There are some extras compacted into Matchlock. You’ll find a gate, limiter, input/output, High pass / low pass filter, cab bypass and more to help ease the need for a lot of extra processing to sound good in a mix. With a bit of EQ, it fits in nice anywhere.
UPS / DOWNS
On the up side of things, Matchlock provides some of the best clean tones in the industry. It’s an amazing plugin all in all and I would rank it in the top of the Fender-inspired plugins. I would also rank it way up there when discussing clean tones in general. You won’t find many better options out there when it comes to the vintage clean department.
Matchlock can be very handy for the high gain guitarist as well. Even the most metal of players need at least one gorgeous clean tone to show their sensitive side right? With Matchlock to handle those tender moments, you will be able to concentrate on the products that spit out the best high gain without worrying about a “total package” type suite.

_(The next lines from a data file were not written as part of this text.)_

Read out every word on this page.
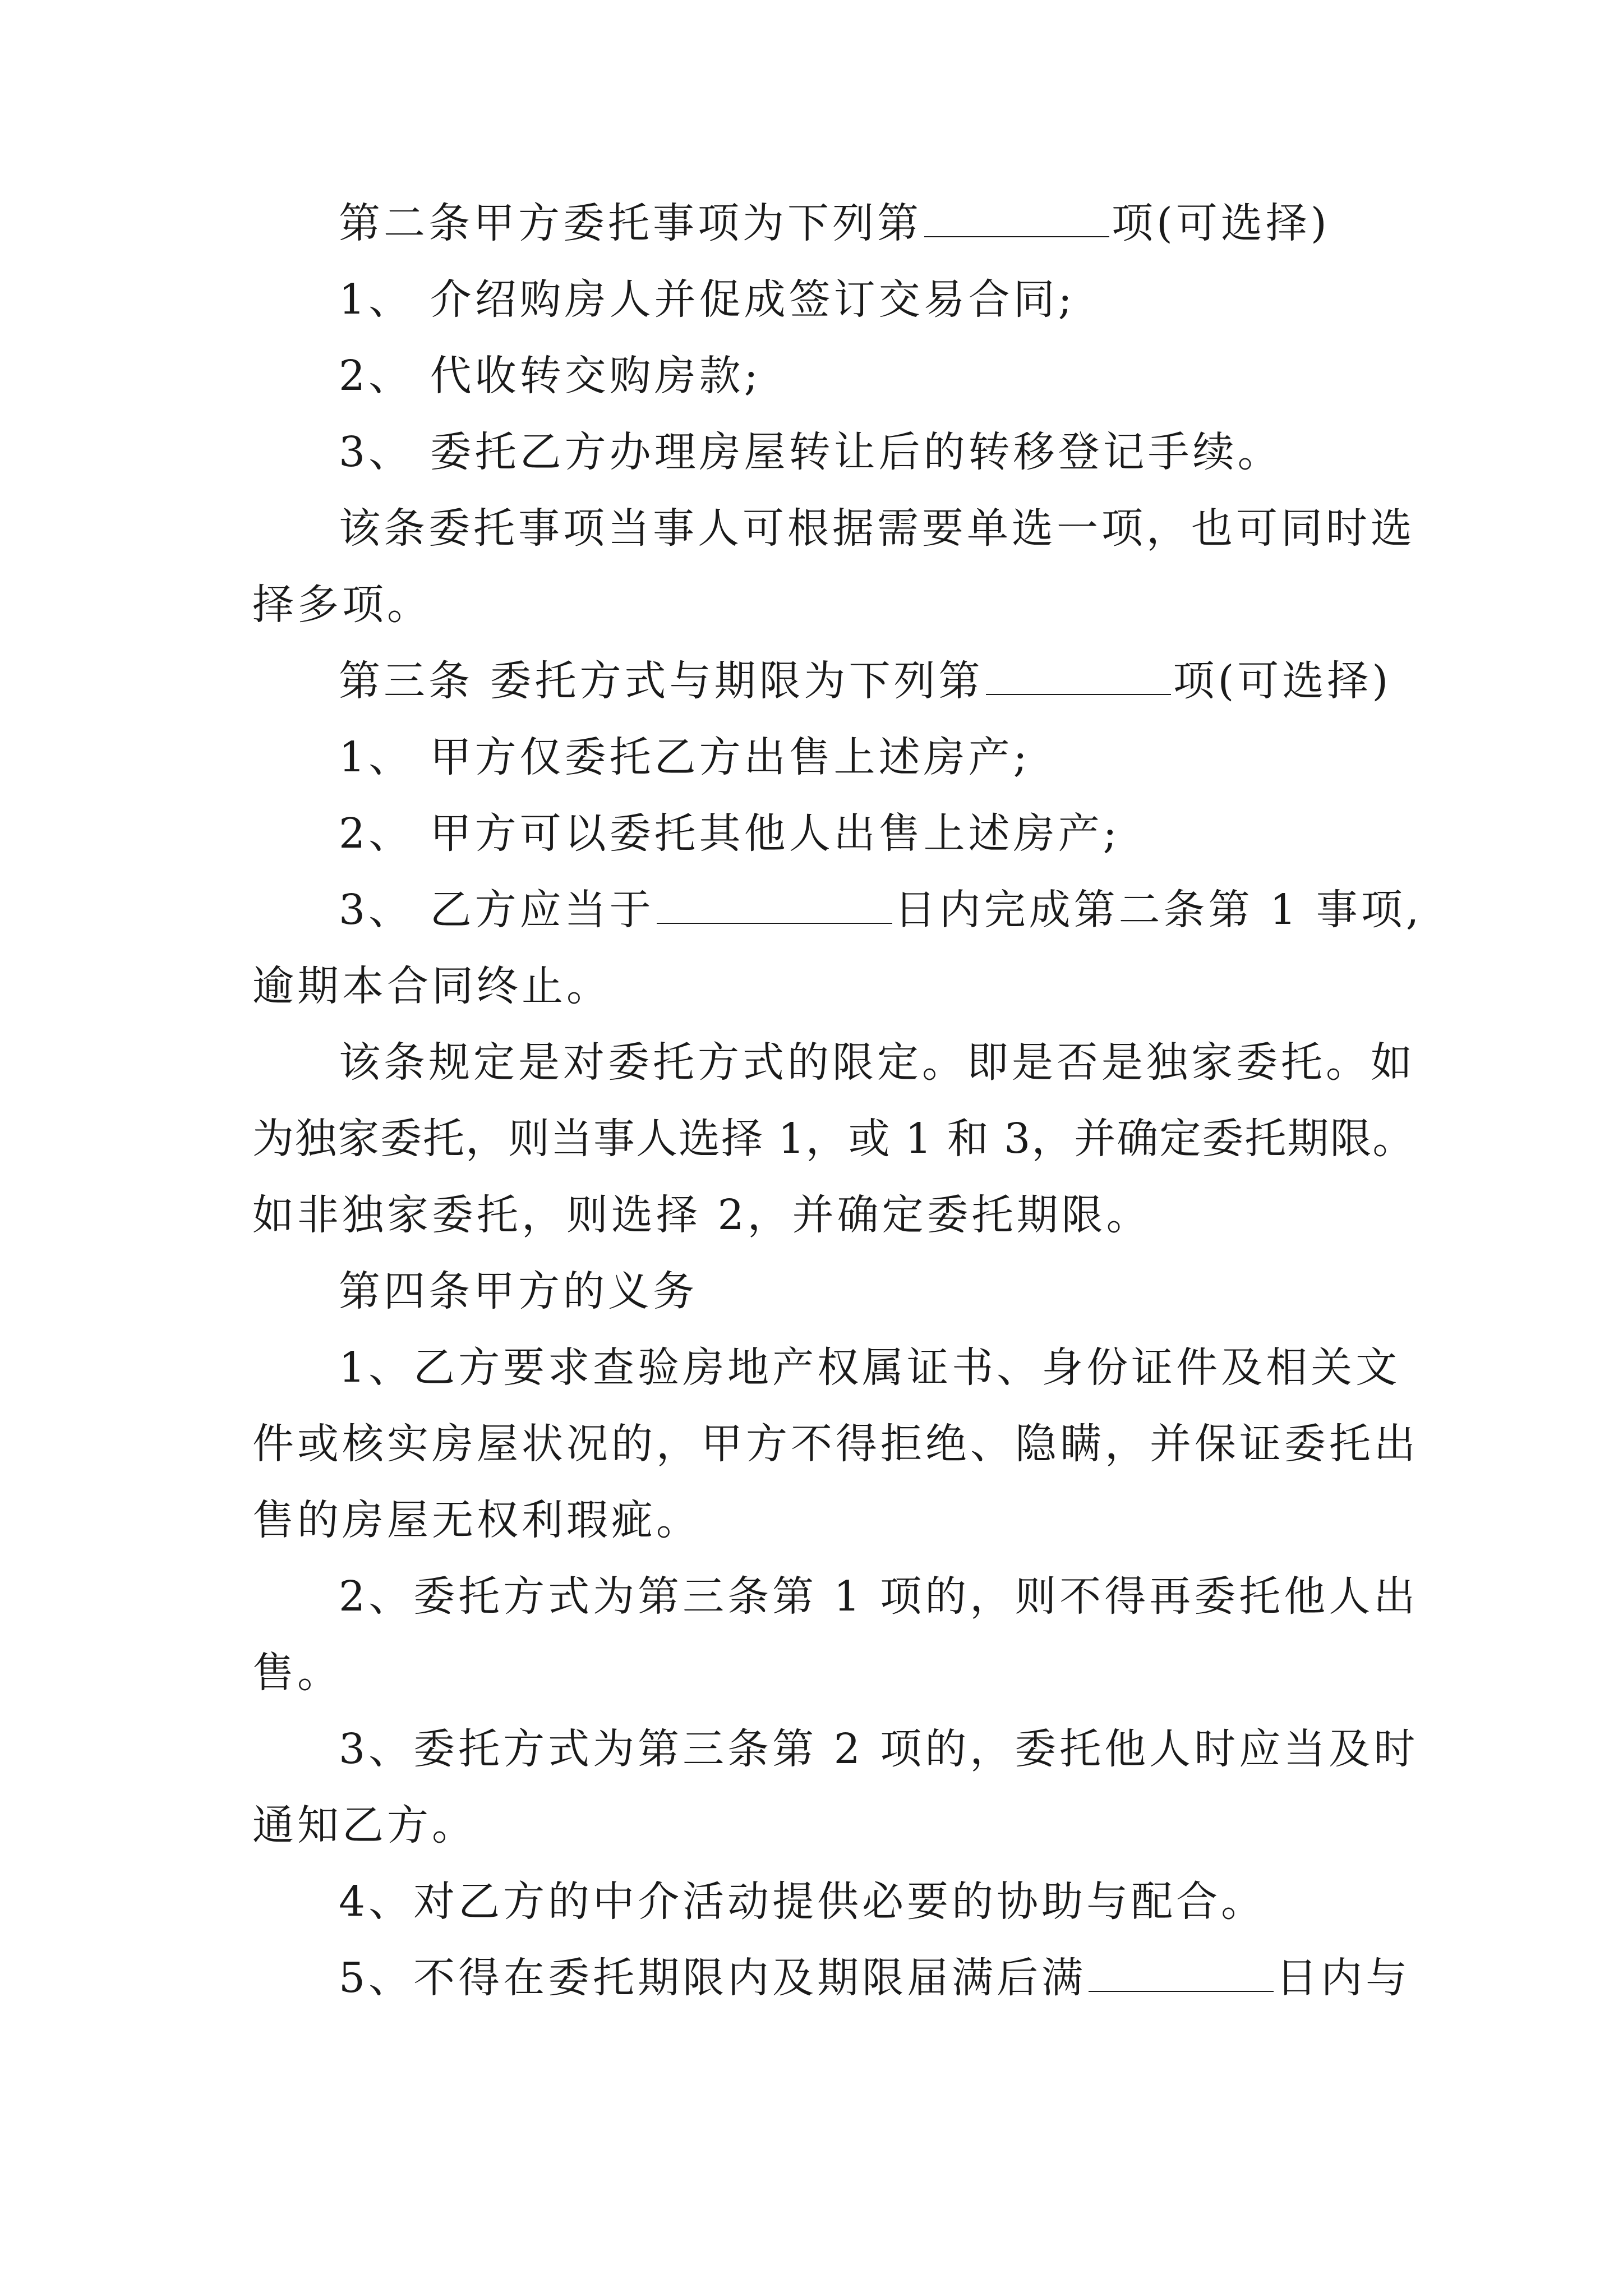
第二条甲方委托事项为下列第	项(可选择)
1、 介绍购房人并促成签订交易合同;
2、 代收转交购房款;
3、 委托乙方办理房屋转让后的转移登记手续。
该条委托事项当事人可根据需要单选一项，也可同时选
择多项。
第三条 委托方式与期限为下列第	项(可选择)
1、 甲方仅委托乙方出售上述房产;
2、 甲方可以委托其他人出售上述房产;
3、 乙方应当于	日内完成第二条第 1 事项,
逾期本合同终止。
该条规定是对委托方式的限定。即是否是独家委托。如
为独家委托，则当事人选择 1，或 1 和 3，并确定委托期限。
如非独家委托，则选择 2，并确定委托期限。
第四条甲方的义务
1、乙方要求查验房地产权属证书、身份证件及相关文
件或核实房屋状况的，甲方不得拒绝、隐瞒，并保证委托出
售的房屋无权利瑕疵。
2、委托方式为第三条第 1 项的，则不得再委托他人出
售。
3、委托方式为第三条第 2 项的，委托他人时应当及时
通知乙方。
4、对乙方的中介活动提供必要的协助与配合。
5、不得在委托期限内及期限届满后满	日内与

On the downside, the reverb thing definitely has to take the score down but as mentioned, reverb plugins are everywhere. It really does take away from the versatility, authenticity and convenience regardless of whether or not it can be done with another plugin.
All in all, it’s a great plugin available at a really affordable everyday price and cheaper during Kuassa’s many sales. I love having it in my plugin arsenal because I know it will consistently get me a great clean tone that I won’t have to work with too much to have it fit in a mix great.